有性生殖は、しばしば「遺伝的多様性」の観点から語られます。子はそれぞれの形質について、父親由来と母親由来の対(アレル)を1つずつ受け継ぎ、その組み合わせによって個体ごとの違いが生まれます。この多様性は、集団が環境変化を生き抜くのに役立ち、クローンのように遺伝的にほぼ同一な個体ばかりの集団よりも、一斉に同じ弱点をつかれる危険性を下げます。

しかし、有性生殖にはもう一つの側面があります。それは、DNAを修復しゲノムを保全するメカニズムと強く結びついているという点です。有性生殖は、遺伝的多様性を生み出すしくみであると同時に、遺伝情報の「安全性」を高めるしくみでもあるのです。

子孫のための「隠れた防御層」

「生殖細胞が能動的にDNAを守っている」という視点に立つと、生殖の見え方が変わってきます。生殖は、単に遺伝子を世代から世代へと受け渡すだけのプロセスではありません。その過程で、遺伝子がチェックされ、修復され、保存される場にもなっているのです。

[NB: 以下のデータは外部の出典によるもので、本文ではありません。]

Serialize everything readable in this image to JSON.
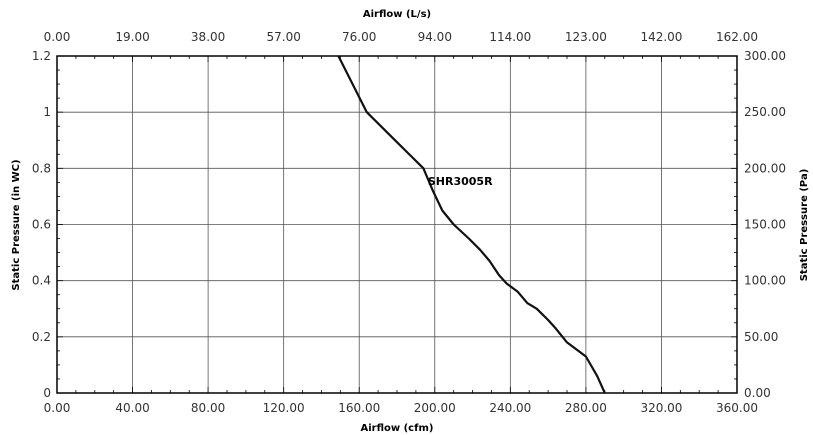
{
  "chart_data": {
    "type": "line",
    "title": "",
    "xlabel": "Airflow (cfm)",
    "ylabel": "Static Pressure (in WC)",
    "x2label": "Airflow (L/s)",
    "y2label": "Static Pressure (Pa)",
    "xlim": [
      0,
      360
    ],
    "ylim": [
      0,
      1.2
    ],
    "x_ticks": [
      "0.00",
      "40.00",
      "80.00",
      "120.00",
      "160.00",
      "200.00",
      "240.00",
      "280.00",
      "320.00",
      "360.00"
    ],
    "y_ticks": [
      "0",
      "0.2",
      "0.4",
      "0.6",
      "0.8",
      "1",
      "1.2"
    ],
    "x2_ticks": [
      "0.00",
      "19.00",
      "38.00",
      "57.00",
      "76.00",
      "94.00",
      "114.00",
      "123.00",
      "142.00",
      "162.00"
    ],
    "y2_ticks": [
      "0.00",
      "50.00",
      "100.00",
      "150.00",
      "200.00",
      "250.00",
      "300.00"
    ],
    "grid": true,
    "series": [
      {
        "name": "SHR3005R",
        "x": [
          149,
          164,
          179,
          188,
          194,
          199,
          204,
          210,
          218,
          224,
          229,
          234,
          238,
          244,
          249,
          254,
          260,
          264,
          270,
          280,
          286,
          290
        ],
        "y": [
          1.2,
          1.0,
          0.9,
          0.84,
          0.8,
          0.72,
          0.65,
          0.6,
          0.55,
          0.51,
          0.47,
          0.42,
          0.39,
          0.36,
          0.32,
          0.3,
          0.26,
          0.23,
          0.18,
          0.13,
          0.06,
          0.0
        ]
      }
    ],
    "annotations": [
      {
        "text": "SHR3005R",
        "x": 199,
        "y": 0.72
      }
    ]
  }
}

オスの生殖細胞では、減数分裂のあいだに働くさまざまな修復経路がゲノムを守っています。メスの卵母細胞では、二本鎖切断を含むDNA損傷の効率的な修復が、将来受け渡されるかもしれない遺伝情報を保護しています。これらが組み合わさることで、遺伝情報が子に受け継がれる前に傷を減らし、子孫の健康を支える土台がつくられているのです。

このように、配偶子形成は生物学における「舞台裏の主役」と言ってよい重要なプロセスです。新しい個体の未来は、受精の瞬間だけでなく、そのはるか前のDNAのていねいな維持から始まっています。

生殖=「遺伝」と「メンテナンス」

生物界全体を見渡すと、生殖様式は大きく分けて「無性生殖」と「有性生殖」の2つがあります。無性生殖では、他の個体からの遺伝情報の提供を受けず、親と同一か、非常に近い遺伝的特徴をもつ子が生まれます。有性生殖では、2個体の遺伝情報が組み合わされます。

どちらの方法でも子孫は生まれますが、とりわけ有性生殖は、遺伝子の組み合わせを変える役割と、その細胞レベルの過程で重要なDNA修復を可能にしている点で特徴的です。哺乳類では、精子や卵子が形成されるまさにその段階で、このことがとてもはっきりと見て取れます。

そのため、生殖について考えるときには、「卵子と精子と受精」というおなじみの物語だけでなく、その奥で起きていることにも目を向ける価値があります。精巣や卵巣の奥深くで、細胞たちは次の世代を形づくるゲノムを守るという、同じくらい重要な仕事に取り組んでいるのです。

つまり、生殖は命をつくり出すためのしくみであると同時に、命が頼りにしている「遺伝情報の質」を維持するしくみでもあるのです。